Przy każdym ze zdefiniowanych numerów telefonów możemy zdecydować czy mają być wysyłane powiadomienia o utracie/powrocie zasilania (wysyłane po 15 minutach od utraty zasilania lub odłączeniu telefonu od ładowarki), utracie/powrocie łączności z czujką, czy przekroczeniu progów.
Wszystko działa tak jak powinno a pielęgniarka wreszcie może sprawdzić bieżącą temperaturę w lodówce bez wysyłania smsa (wystarczy włączyć ekran telefonu). Może też zobaczyć jak kształtowała się temperatura w ostatnich godzinach (wystarczy kliknąć w wybrany czujnik a zobaczymy wykres) - w starym rozwiązaniu musiałem podpiąć się laptopem do stacji monitorującej, a niezbyt często bywam na miejscu). Oczywiście można też wysłać smsa aby dostać zwrotną informację z aktualną temperaturą. Ponadto gdy po przekroczeniu jednego z progów (dostajemy smsa) temperatura wróci do normalnego poziomu dostaniemy smsa z taką informacją (w starym rozwiązaniu tego nie miałem i czasami w logach widziałem, że pielęgniarka co 5 minut wysyłała smsa żeby sprawdzić czy temperatura wróciła do właściwego poziomu).
Można również wysyłać raporty z wartościami temperatury z dowolnego okresu na dowolny adres mailowy.
Ponieważ do jednej czujki może się podłączyć kilka telefonów, mogę sprawdzić aktualną temperaturę na swojej komórce gdy jestem w pobliżu. Ponadto gdyby telefon służący za stację bazową się zepsuł zawsze można szybko go podmienić (galaxy pocket 2 można kupić za ok 200zł)
Ważne jest też to że system cały czas jest rozwijany. W zeszłym tygodniu zgłosiłem kilka uwag i propozycji i mają być uwzględnione w kolejnych aktualizacjach (najprawdopodobniej w ciągu miesiąca). Niedługo możemy się zatem spodziewać m. in.

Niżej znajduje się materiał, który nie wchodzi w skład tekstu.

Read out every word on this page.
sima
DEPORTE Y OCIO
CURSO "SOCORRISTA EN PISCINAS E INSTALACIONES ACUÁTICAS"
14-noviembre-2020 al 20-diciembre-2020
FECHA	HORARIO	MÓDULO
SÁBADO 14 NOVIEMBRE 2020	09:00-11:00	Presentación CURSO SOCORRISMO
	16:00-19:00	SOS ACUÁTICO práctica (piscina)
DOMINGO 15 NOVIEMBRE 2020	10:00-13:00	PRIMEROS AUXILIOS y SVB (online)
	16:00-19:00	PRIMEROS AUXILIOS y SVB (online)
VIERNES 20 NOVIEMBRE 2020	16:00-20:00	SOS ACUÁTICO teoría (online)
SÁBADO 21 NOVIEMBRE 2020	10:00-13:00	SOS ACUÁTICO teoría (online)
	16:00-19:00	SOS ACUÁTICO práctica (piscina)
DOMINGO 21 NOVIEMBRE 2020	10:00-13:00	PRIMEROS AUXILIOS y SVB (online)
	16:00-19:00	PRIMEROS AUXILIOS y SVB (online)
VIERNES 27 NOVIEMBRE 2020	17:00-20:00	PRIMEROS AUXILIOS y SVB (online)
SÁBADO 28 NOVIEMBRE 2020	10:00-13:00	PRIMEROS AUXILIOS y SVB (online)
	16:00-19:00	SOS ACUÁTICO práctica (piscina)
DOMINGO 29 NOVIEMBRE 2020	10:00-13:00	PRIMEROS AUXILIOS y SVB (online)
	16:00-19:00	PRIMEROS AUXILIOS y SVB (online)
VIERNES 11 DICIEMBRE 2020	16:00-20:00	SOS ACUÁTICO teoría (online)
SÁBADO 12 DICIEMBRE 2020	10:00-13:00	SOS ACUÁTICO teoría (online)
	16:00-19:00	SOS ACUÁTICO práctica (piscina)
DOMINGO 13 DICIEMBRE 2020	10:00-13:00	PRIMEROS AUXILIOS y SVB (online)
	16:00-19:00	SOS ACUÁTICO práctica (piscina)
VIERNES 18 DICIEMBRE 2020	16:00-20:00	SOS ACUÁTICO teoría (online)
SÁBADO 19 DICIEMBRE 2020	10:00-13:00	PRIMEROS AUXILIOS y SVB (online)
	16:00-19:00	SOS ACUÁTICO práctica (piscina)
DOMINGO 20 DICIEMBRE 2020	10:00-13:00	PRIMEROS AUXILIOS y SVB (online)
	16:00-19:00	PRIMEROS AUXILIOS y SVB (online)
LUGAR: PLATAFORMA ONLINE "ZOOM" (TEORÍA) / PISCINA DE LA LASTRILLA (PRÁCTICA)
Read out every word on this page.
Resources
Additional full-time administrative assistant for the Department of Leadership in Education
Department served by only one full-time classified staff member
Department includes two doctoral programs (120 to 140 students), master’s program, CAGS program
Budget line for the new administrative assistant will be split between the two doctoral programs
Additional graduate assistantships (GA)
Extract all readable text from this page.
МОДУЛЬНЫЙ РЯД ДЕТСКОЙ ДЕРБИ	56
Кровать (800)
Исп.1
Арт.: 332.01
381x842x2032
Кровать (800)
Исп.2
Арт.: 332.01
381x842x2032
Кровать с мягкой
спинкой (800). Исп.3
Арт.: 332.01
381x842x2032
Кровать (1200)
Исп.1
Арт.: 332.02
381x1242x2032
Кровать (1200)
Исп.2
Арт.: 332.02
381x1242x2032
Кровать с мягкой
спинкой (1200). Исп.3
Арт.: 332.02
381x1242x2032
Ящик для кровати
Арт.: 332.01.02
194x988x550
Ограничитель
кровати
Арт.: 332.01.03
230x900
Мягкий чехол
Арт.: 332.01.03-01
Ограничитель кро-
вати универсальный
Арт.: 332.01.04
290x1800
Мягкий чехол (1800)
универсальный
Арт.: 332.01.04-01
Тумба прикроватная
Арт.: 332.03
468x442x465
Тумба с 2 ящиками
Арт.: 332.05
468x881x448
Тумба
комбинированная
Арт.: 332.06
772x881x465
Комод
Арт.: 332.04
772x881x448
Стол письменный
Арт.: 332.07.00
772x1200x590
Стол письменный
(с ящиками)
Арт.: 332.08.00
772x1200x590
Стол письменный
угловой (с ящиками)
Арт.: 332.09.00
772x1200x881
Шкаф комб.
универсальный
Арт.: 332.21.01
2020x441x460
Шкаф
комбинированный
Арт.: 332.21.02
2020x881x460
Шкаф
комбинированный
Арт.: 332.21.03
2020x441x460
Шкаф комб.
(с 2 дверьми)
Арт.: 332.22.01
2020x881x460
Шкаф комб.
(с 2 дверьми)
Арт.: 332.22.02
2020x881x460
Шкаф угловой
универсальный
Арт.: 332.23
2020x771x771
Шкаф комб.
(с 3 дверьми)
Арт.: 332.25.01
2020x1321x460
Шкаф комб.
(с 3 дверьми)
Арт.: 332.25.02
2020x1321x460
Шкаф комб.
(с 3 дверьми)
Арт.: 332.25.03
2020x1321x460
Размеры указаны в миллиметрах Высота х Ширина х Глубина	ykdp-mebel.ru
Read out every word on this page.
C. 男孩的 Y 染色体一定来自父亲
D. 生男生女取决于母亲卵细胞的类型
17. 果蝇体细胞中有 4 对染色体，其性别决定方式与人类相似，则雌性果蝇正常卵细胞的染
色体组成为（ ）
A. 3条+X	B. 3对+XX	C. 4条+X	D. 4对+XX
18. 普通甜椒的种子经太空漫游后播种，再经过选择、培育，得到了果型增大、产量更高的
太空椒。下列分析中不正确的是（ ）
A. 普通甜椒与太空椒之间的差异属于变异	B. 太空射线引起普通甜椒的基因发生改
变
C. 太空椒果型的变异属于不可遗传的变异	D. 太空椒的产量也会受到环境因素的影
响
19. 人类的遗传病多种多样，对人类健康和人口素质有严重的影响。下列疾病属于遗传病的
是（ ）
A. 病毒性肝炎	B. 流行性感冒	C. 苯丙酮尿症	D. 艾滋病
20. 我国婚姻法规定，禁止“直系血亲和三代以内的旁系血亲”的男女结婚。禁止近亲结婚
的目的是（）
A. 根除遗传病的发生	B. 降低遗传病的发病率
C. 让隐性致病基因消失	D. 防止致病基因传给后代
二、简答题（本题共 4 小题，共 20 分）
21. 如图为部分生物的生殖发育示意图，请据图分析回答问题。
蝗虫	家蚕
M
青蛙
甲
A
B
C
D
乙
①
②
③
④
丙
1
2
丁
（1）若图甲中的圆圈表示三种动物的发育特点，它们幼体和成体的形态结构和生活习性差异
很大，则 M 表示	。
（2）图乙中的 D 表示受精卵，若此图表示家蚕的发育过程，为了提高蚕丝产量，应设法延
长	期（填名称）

- informacji o niepowodzeniu w wysyłce smsa
- alarmów email i cyklicznych raportów email
- sygnału dźwiękowego na stacji bazowej po przekroczeniu progów
- raportu pdf zawierającego oprócz pomiarów temperatury, informacje o przekroczeniu progów, wysłaniu smsa, braku możliwości wysłania smsa, braku zasilania itp.
- okresowych SMSów o stanie systemu
Minęły dwa tygodnie od zakupu efento i nadal cieszę się z podjętej decyzji.
PS. keylogger, widzę że efento wprowadziło pod koniec maja
nowy produkt - Efento Logger dzięki, któremu można monitorować temperaturę m. in. podczas transportu (umieszczasz czujnik razem ze szczepionkami a później za pomocą aplikacji na telefonie odczytujesz jaka panowała temperatura podczas transportu). Całkiem ciekawe rozwiązanie, ale nie miałem możliwości przetestowania.
edit: Przypomniało mi się jeszcze, że jak byście kupowali osobno telefon to warto żeby miał wsparcie TeamViewer QuickSupport, dzięki temu będziecie mogli zdalnie działać na telefonie (niestety konieczna jest obecność kogoś przy telefonie w celu uruchomienia programu i zezwolenia na zdalne połączenie). Na telefonach samsunga (w tym na galaxy pocket 2) to działa. Wiem, że na asusach i motorolach niestety nie.